The present results should be interpreted in the light of some limitations. First, the monocentric nature of the research may impact the representativeness of the cohort, potentially affecting the generalizability of our findings. Second, the exclusion of specific patient characteristics, such as the ONCODAGE score [41], from our datasets may have limited the comprehensiveness of our prognostic tools. Third, the retrospective design of the study constrains our ability to establish causality between clinical characteristics and patient outcomes. A fourth limitation concerns the fact that patients may present with or have a history of multiple comorbidities. We chose to group together patients with any number of comorbidities for reasons related to (1) the reduction of the sample size for each category of comorbidity, and (2) the potential skewing of patient distribution in the 3D manifold due to multiple related qualitative variables. PaCMAP is susceptible to “overseparate” the population if provided with too many binary features. These reasons in mind, we nonetheless acknowledge that omitting the consideration of multiple comorbidities is a limitation of the study. Other notable limitations include the absence of cancer-specific or treatment-specific survival metrics, a lack of detailed analysis on specific comorbidities, and the need for more data to enhance the less populated clusters. Furthermore, the external validation of our model remains pending, which is crucial for assessing its generalizability.
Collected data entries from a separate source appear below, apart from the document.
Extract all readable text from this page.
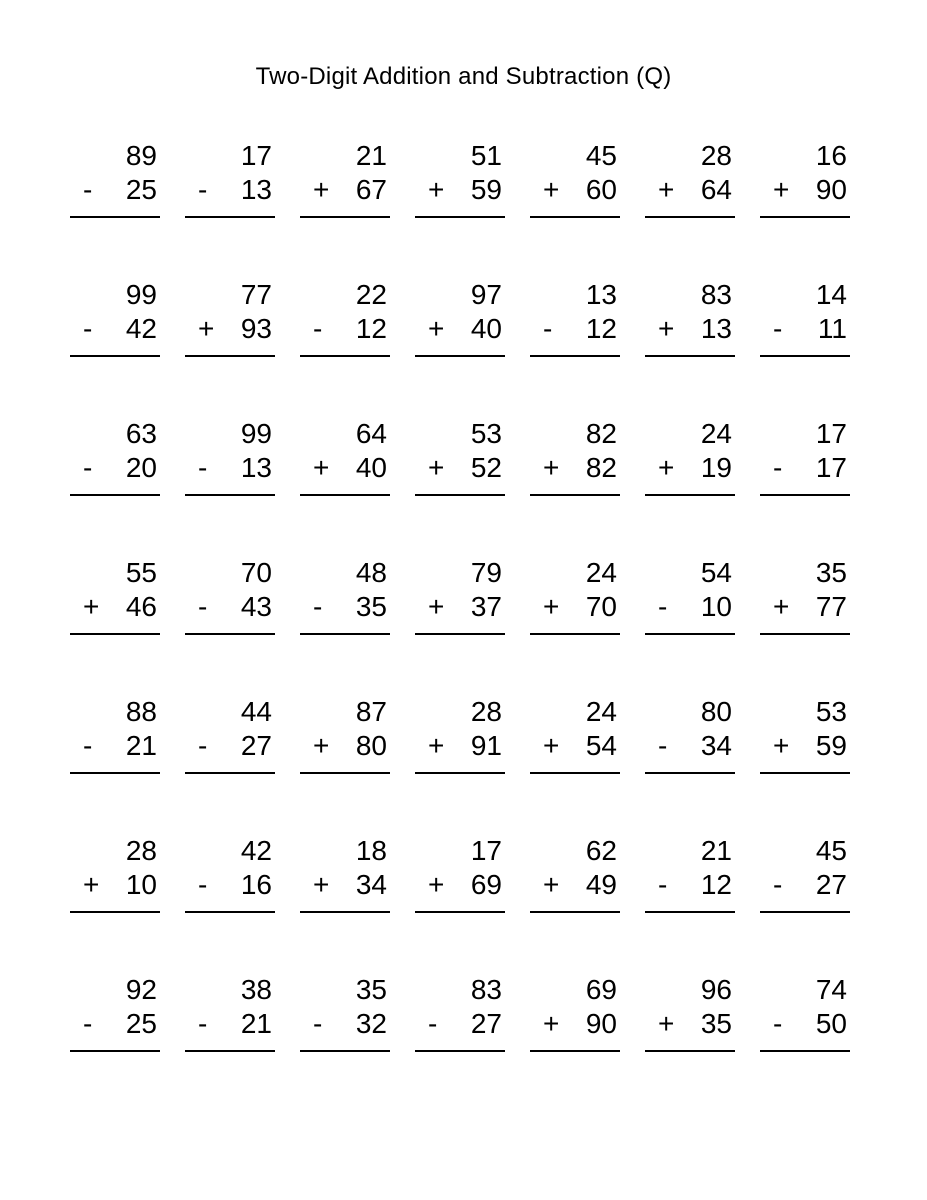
Two-Digit Addition and Subtraction (Q)
89
- 25
17
- 13
21
+ 67
51
+ 59
45
+ 60
28
+ 64
16
+ 90
99
- 42
77
+ 93
22
- 12
97
+ 40
13
- 12
83
+ 13
14
- 11
63
- 20
99
- 13
64
+ 40
53
+ 52
82
+ 82
24
+ 19
17
- 17
55
+ 46
70
- 43
48
- 35
79
+ 37
24
+ 70
54
- 10
35
+ 77
88
- 21
44
- 27
87
+ 80
28
+ 91
24
+ 54
80
- 34
53
+ 59
28
+ 10
42
- 16
18
+ 34
17
+ 69
62
+ 49
21
- 12
45
- 27
92
- 25
38
- 21
35
- 32
83
- 27
69
+ 90
96
+ 35
74
- 50
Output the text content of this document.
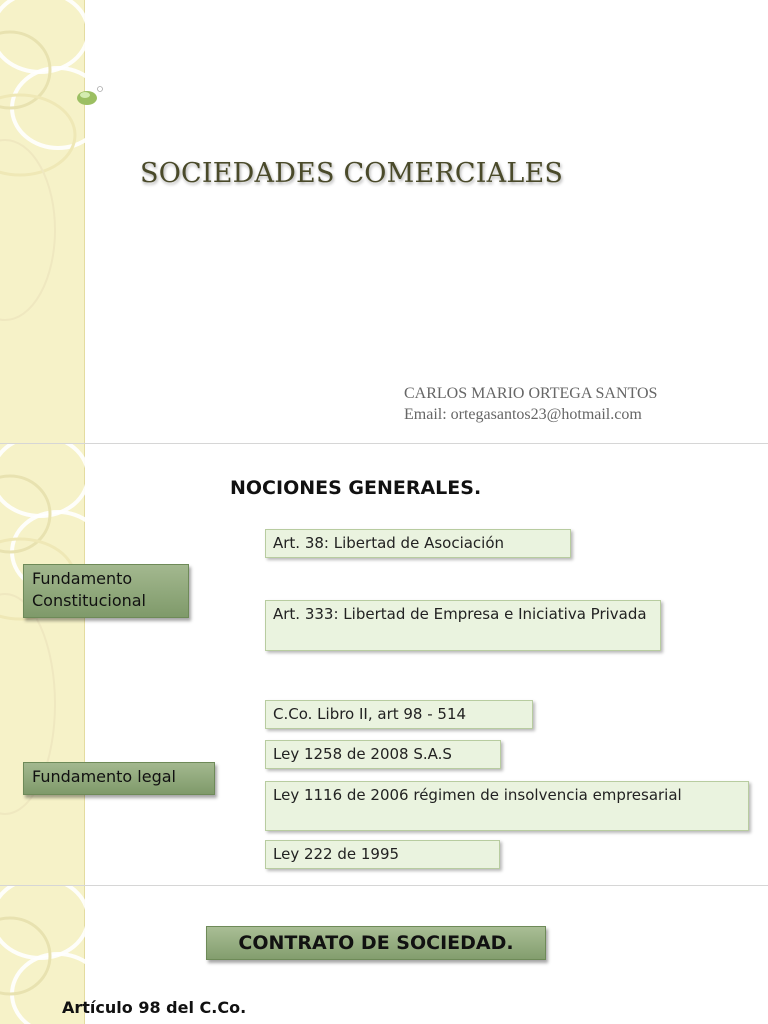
SOCIEDADES COMERCIALES
CARLOS MARIO ORTEGA SANTOS
Email: ortegasantos23@hotmail.com
NOCIONES GENERALES.
Fundamento Constitucional
Art. 38: Libertad de Asociación
Art. 333: Libertad de Empresa e Iniciativa Privada
Fundamento legal
C.Co. Libro II, art 98 - 514
Ley 1258 de 2008 S.A.S
Ley 1116 de 2006 régimen de insolvencia empresarial
Ley 222 de 1995
CONTRATO DE SOCIEDAD.
Artículo 98 del C.Co.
Looking forward, the promising application of manifold learning in oncology, as demonstrated in our study, aligns with the burgeoning field of personalized medicine. The integration of machine learning in personalized cancer therapy, as discussed by Danishuddin et al [42], supports the potential of such approaches. The development of advanced AI-driven prognostic tools, particularly for older adult patients who are often underrepresented in clinical trials, could revolutionize treatment guidelines and care approaches. The rapid advancement of machine learning techniques poses a challenge in ensuring the longevity and relevance of models, necessitating continuous updates. This is echoed in the broader context of AI in health care, as discussed in Topol’s [43] comprehensive review of AI in medicine. Concerns about the adoption of AI tools due to accuracy, explainability, and ethical considerations are also prevalent, as reflected in the exploration of implementing AI in clinical practice by Char et al [44]. Our findings may open up avenues for the personalized treatment specifically catered to neglected populations in oncology, starting with geriatric patients with breast cancer. We expect our software to provide rapid guidance to physicians in the process of charting treatment plans for their patients, going beyond simple monovariate statistics and instead considering patients’ combined clinical and biological profiles.

Our study aimed to further the management of early breast cancer in older adult patients by integrating cutting-edge AI techniques. We proposed a technique that uses patient data to create a visualizable 3D map of pathology profiles that allow rapid prognostic estimations for new patients. These prognostic predictions include the potential benefits of treatment strategies such as chemotherapy, aiding clinical decision-making. It reflects the ongoing evolution in oncology, emphasizing the importance of tailored treatment strategies and highlighting both the potential and the challenges of AI applications in health care. This study also prompts considerations for future research directions and ethical implications in the rapidly evolving field of AI in medicine.